We know that the Russian revolutiontook place in 1917 and there were two special moments throughout that year: one in February, when the Empire Russian was destroyed by revolutionaries, and another in October, when the revolution came to be spearheaded by the soviets (Councils of Workers, Peasants and Military), led by Bolshevik leaders Lenin and Trotsky. This centralization of revolutionary command by the Bolsheviks generated a period of civil war, in which the ArmyRed, Bolshevik, and the ArmyWhite, contrary to Bolshevik centralism. This period of conflict, which lasted until mid-1921, became known as “war communism”. After the Bolshevik victory over opponents, the so-called Union of Soviet Socialist Republics or simply, USSR.
The Global Revolution
In the phase of war communism, Lenin believed that there could be a collapse of the imperialist powers, provoked by the First World War, a fact that would make communist revolution possible not only in Eastern Europe, but also in Western Europe and, later, in the rest of the world. There was, then, a perspective of “Global Revolution”. One of the most obvious attempts at communist revolution in Europe was that which took place in Germany in 1919, led by the "MovementSpartacist”. This attempt turned out to be a failure and caused the projects of communist “revolutionary contagion” to be curbed.
Centralization of Power
At the same time that the prospect of the Global Revolution had to be “postponed”, the Russian communists realized that it was necessary to keep power centralized. Such centralization implied issues such as state control of food production, general administration of the country by the Communist Party, collectivization of the private property, press censorship and curtailment of individual liberties - which also resulted in the mandatory work decree -, among others measures. These strategies provided the basis for the modeltotalitarian that would be explicit under the leadership of Stalin posteriorly.
In 1921 Lenin drew up the call NEP (New Economic Policy) and created the GOSPLAN (State Economic Planning Commission) as ways of establishing state control over the basic conditions of economic and political life for the Russian population. In a short time, this control was extended to neighboring countries to guarantee a communist encirclement against the European powers. Six countries joined Russia and the power of the soviets: Transcaucasia,Ukraine,RussiaWhite,Uzbekistan,Turkmenistan and Tadykistan. These six countries, plus Russia, formed the USSR, made official in 1922.

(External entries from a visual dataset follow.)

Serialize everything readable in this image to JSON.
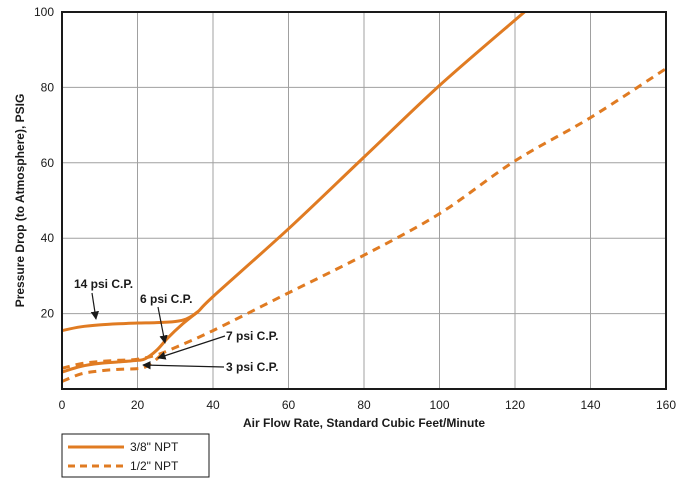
{
  "chart_data": {
    "type": "line",
    "title": "",
    "xlabel": "Air Flow Rate, Standard Cubic Feet/Minute",
    "ylabel": "Pressure Drop (to Atmosphere), PSIG",
    "xlim": [
      0,
      160
    ],
    "ylim": [
      0,
      100
    ],
    "x_ticks": [
      "0",
      "20",
      "40",
      "60",
      "80",
      "100",
      "120",
      "140",
      "160"
    ],
    "y_ticks": [
      "20",
      "40",
      "60",
      "80",
      "100"
    ],
    "grid": true,
    "legend_position": "bottom-left",
    "colors": {
      "line": "#e07b22",
      "grid": "#a0a0a0",
      "frame": "#1a1a1a"
    },
    "series": [
      {
        "name": "3/8\" NPT",
        "style": "solid",
        "curves": [
          {
            "label": "14 psi C.P.",
            "x": [
              0,
              5,
              10,
              15,
              20,
              25,
              30,
              33,
              36,
              40,
              60,
              80,
              100,
              122.5
            ],
            "y": [
              15.5,
              16.5,
              17.0,
              17.3,
              17.5,
              17.6,
              17.9,
              18.6,
              20.5,
              24.5,
              42.5,
              61.5,
              80.5,
              100
            ]
          },
          {
            "label": "6 psi C.P.",
            "x": [
              0,
              5,
              10,
              15,
              20,
              22,
              25,
              28,
              32,
              36
            ],
            "y": [
              4.5,
              6.0,
              6.8,
              7.2,
              7.6,
              8.0,
              10.2,
              13.5,
              17.3,
              20.5
            ]
          }
        ]
      },
      {
        "name": "1/2\" NPT",
        "style": "dashed",
        "curves": [
          {
            "label": "7 psi C.P.",
            "x": [
              0,
              5,
              10,
              15,
              20,
              25,
              30,
              40,
              60,
              80,
              100,
              120,
              140,
              160
            ],
            "y": [
              5.5,
              6.7,
              7.3,
              7.6,
              7.9,
              9.0,
              11.0,
              15.5,
              25.5,
              35.5,
              46.5,
              60.5,
              72.0,
              85.0
            ]
          },
          {
            "label": "3 psi C.P.",
            "x": [
              0,
              5,
              10,
              15,
              20,
              22,
              24,
              26
            ],
            "y": [
              2.0,
              4.0,
              4.8,
              5.2,
              5.4,
              5.8,
              7.0,
              8.8
            ]
          }
        ]
      }
    ],
    "annotations": [
      {
        "text": "14 psi C.P.",
        "arrow_to": [
          10,
          17.0
        ]
      },
      {
        "text": "6 psi C.P.",
        "arrow_to": [
          28,
          12.5
        ]
      },
      {
        "text": "7 psi C.P.",
        "arrow_to": [
          25,
          9.0
        ]
      },
      {
        "text": "3 psi C.P.",
        "arrow_to": [
          21,
          6.0
        ]
      }
    ],
    "legend": [
      {
        "label": "3/8\" NPT",
        "style": "solid"
      },
      {
        "label": "1/2\" NPT",
        "style": "dashed"
      }
    ]
  }
}
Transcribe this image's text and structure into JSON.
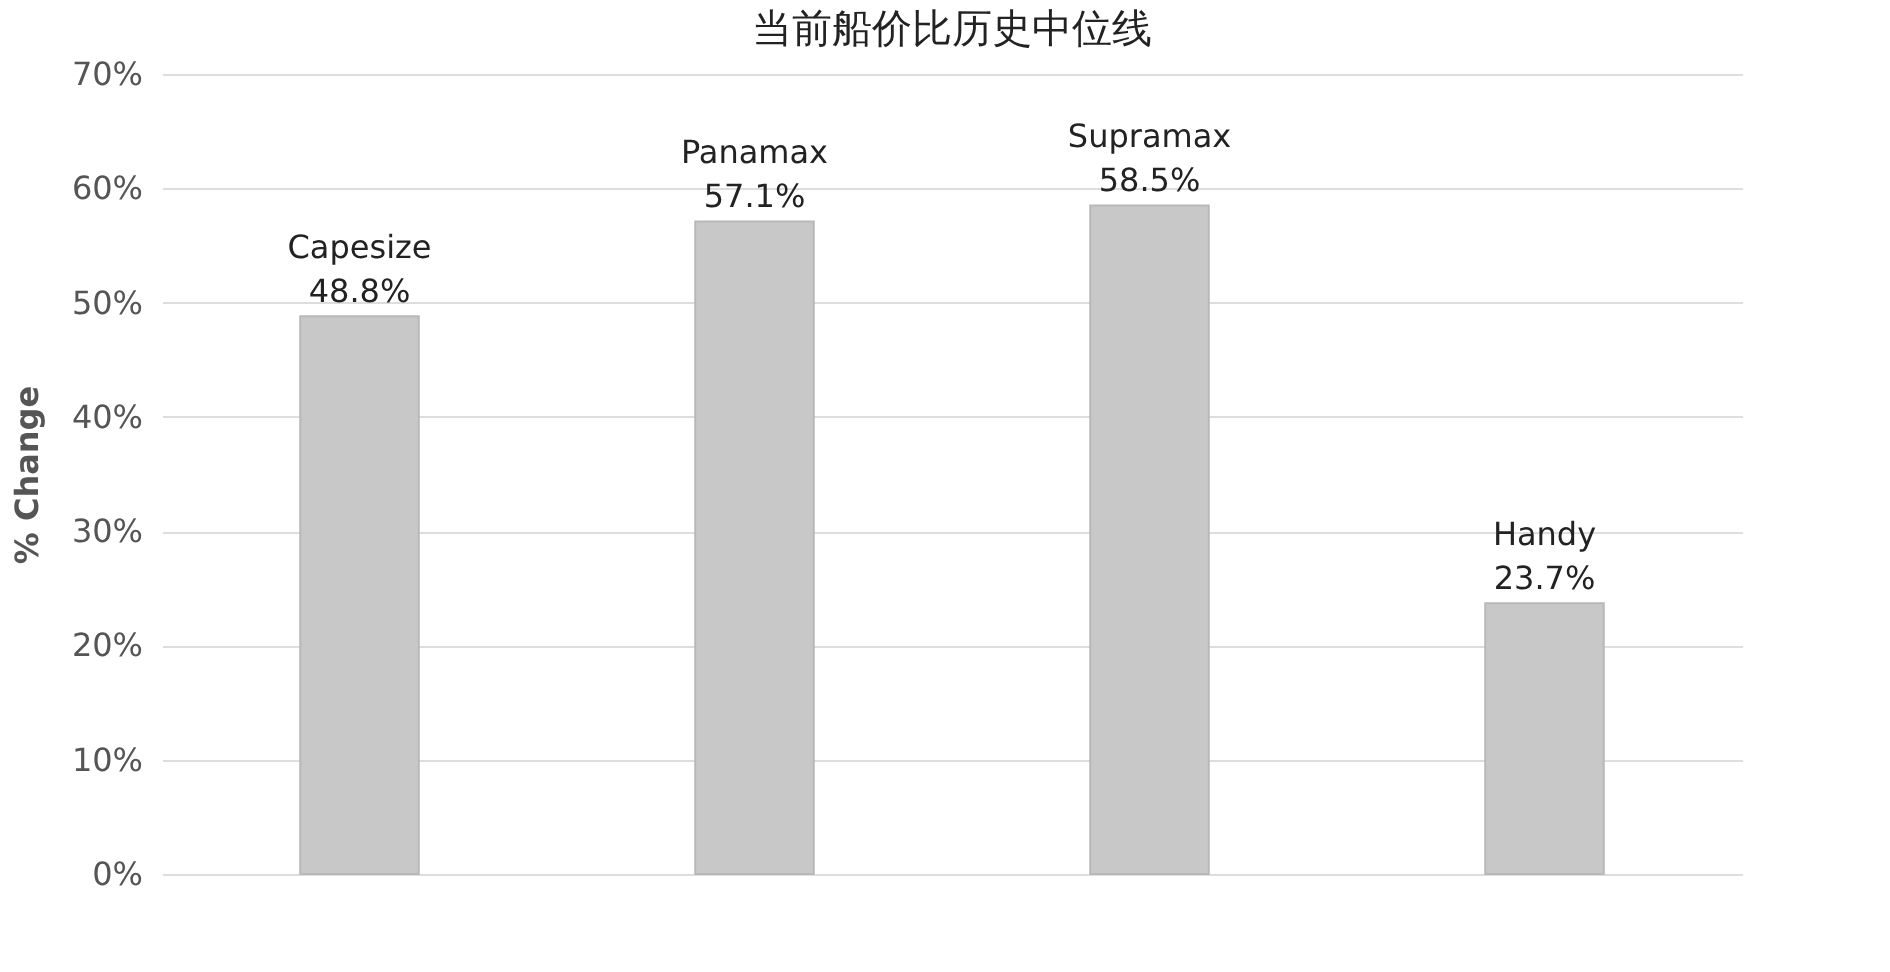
{
  "chart_data": {
    "type": "bar",
    "title": "当前船价比历史中位线",
    "ylabel": "% Change",
    "categories": [
      "Capesize",
      "Panamax",
      "Supramax",
      "Handy"
    ],
    "values": [
      48.8,
      57.1,
      58.5,
      23.7
    ],
    "value_labels": [
      "48.8%",
      "57.1%",
      "58.5%",
      "23.7%"
    ],
    "color": "#c8c8c8",
    "ylim": [
      0,
      70
    ],
    "yticks": [
      {
        "value": 0,
        "label": "0%"
      },
      {
        "value": 10,
        "label": "10%"
      },
      {
        "value": 20,
        "label": "20%"
      },
      {
        "value": 30,
        "label": "30%"
      },
      {
        "value": 40,
        "label": "40%"
      },
      {
        "value": 50,
        "label": "50%"
      },
      {
        "value": 60,
        "label": "60%"
      },
      {
        "value": 70,
        "label": "70%"
      }
    ],
    "grid": "y",
    "tick_labels": "y"
  }
}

With Lenin's death in 1924, there was a fierce dispute between the most prominent leaders. The "winner" of the dispute was Stalin, who transformed the Soviet Union into a true totalitarian and oppressive empire, fulfilling what came to be called "revolution from above", as highlighted by Italian historian Silva Pons:
[…] The height of the authoritarianism of State terrorism was reached in 1932-1933, when Stalin decided to use the famine and hunger, caused by collectivization, to break down peasant resistance. Mass death spread again in rural society on a scale that obscured even the consequences of the 1921 famine, annihilating millions of people. In Ukraine, the situation reached the proportions and characteristics of genocide. From all this would emerge an even more powerful and oppressive state. [1]
When he took power, Stalin transformed the state itself into a “revolutionary agent”, making the bureaucratic apparatus a personalist structure, that is, geared towards the cult of his image, as was done by totalitarian nationalists of the same period, like hitler and Mussolini. Furthermore, the millions of deaths from starvation in Ukraine, cited by Silvio Pons, constitute what has come to be known as "Holodomor" (which in Ukrainian exactly means starvation, death from lack of food). Furthermore, the Soviet Union, at the time of Stalin, became a real empire, with great penetration around the world, through the control exercised over the communist parties of the rest of the globe.
GRADES
[1] PONS, Silvio. The Global Revolution: History of International Communism. Trans. Luiz Sérgio Henriques. Rio de Janeiro: Counterpoint, 2014. P. 153.